You can force the server to immediately process all buffered audio using send_flush(). This is useful when you need transcription results without waiting for the normal processing cadence, for example at a natural pause in conversation or before switching speakers. The server will process all outstanding audio, return any pending text results, and then respond with a flushed message containing the same flush_id you provided.
async with client.stt_realtime(model_name="default", input_format="pcm") as stt:
    # Send some audio
    for i in range(0, len(audio_chunk), 1920):
        await stt.send_audio(audio_chunk[i:i + 1920])

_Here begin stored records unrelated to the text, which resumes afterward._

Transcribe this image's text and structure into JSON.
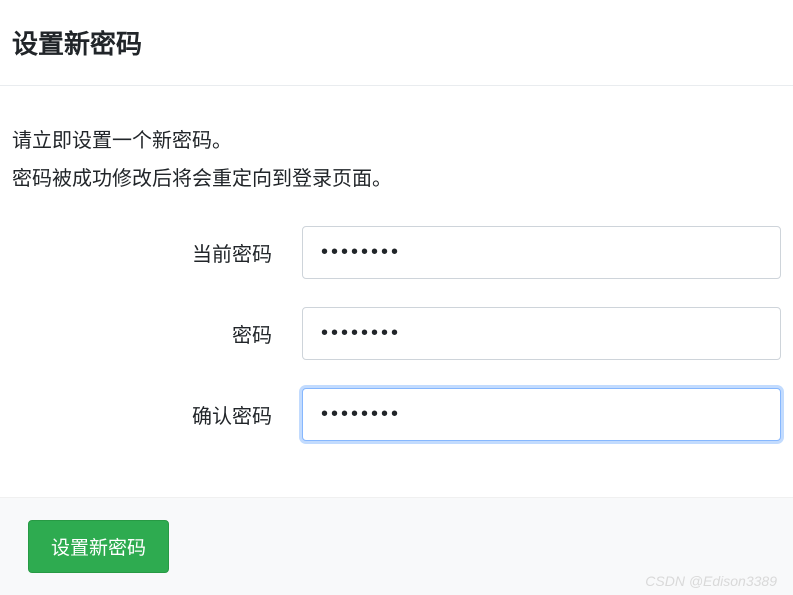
{
  "header": {
    "title": "设置新密码"
  },
  "description": {
    "line1": "请立即设置一个新密码。",
    "line2": "密码被成功修改后将会重定向到登录页面。"
  },
  "form": {
    "current_password": {
      "label": "当前密码",
      "value": "••••••••"
    },
    "password": {
      "label": "密码",
      "value": "••••••••"
    },
    "confirm_password": {
      "label": "确认密码",
      "value": "••••••••"
    }
  },
  "footer": {
    "submit_label": "设置新密码"
  },
  "watermark": "CSDN @Edison3389"
}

    # Force processing of all buffered audio
    await stt.send_flush(flush_id=1)

    # Continue receiving - text results arrive, then a flushed confirmation
    async for msg in stt:
        if msg["type"] == "text":
            print(f"Transcription: {msg['text']}")
        elif msg["type"] == "flushed":
            print(f"All audio up to flush {msg['flush_id']} has been processed")
            break

Advanced Options

Some models support advanced options that can be passed using the json_config parameter. In the Python api, this parameter is passed as a dictionary mapping string to values (either float or string). This parameter can be used to control:
  • Stability of the generated speech via the text temperature parameter.
  • Expected language via the language parameter.
  • Delay to generate the text in audio frames via the delay_in_frames parameter.
Temperature Control Sets the temperature used for text generation. The default value is 0 resulting in some greedy sampling. Higher values (up to 1) result in more diverse outputs, in particular these can be helpful if no text is recognized. Language Control Sets the expected language of the audio. This can help grounding the model to a specific language and improve transcription quality. If multiple languages are expected, this can be set to the main language. Delay Control Sets the delay in audio frames (80ms each) before text is generated. Higher delays allow the model to gather more context before generating text, which can improve quality at the cost of latency. The allowed values are 7, 8, 10, 12, 14, 16, 20, 24, 36, 48.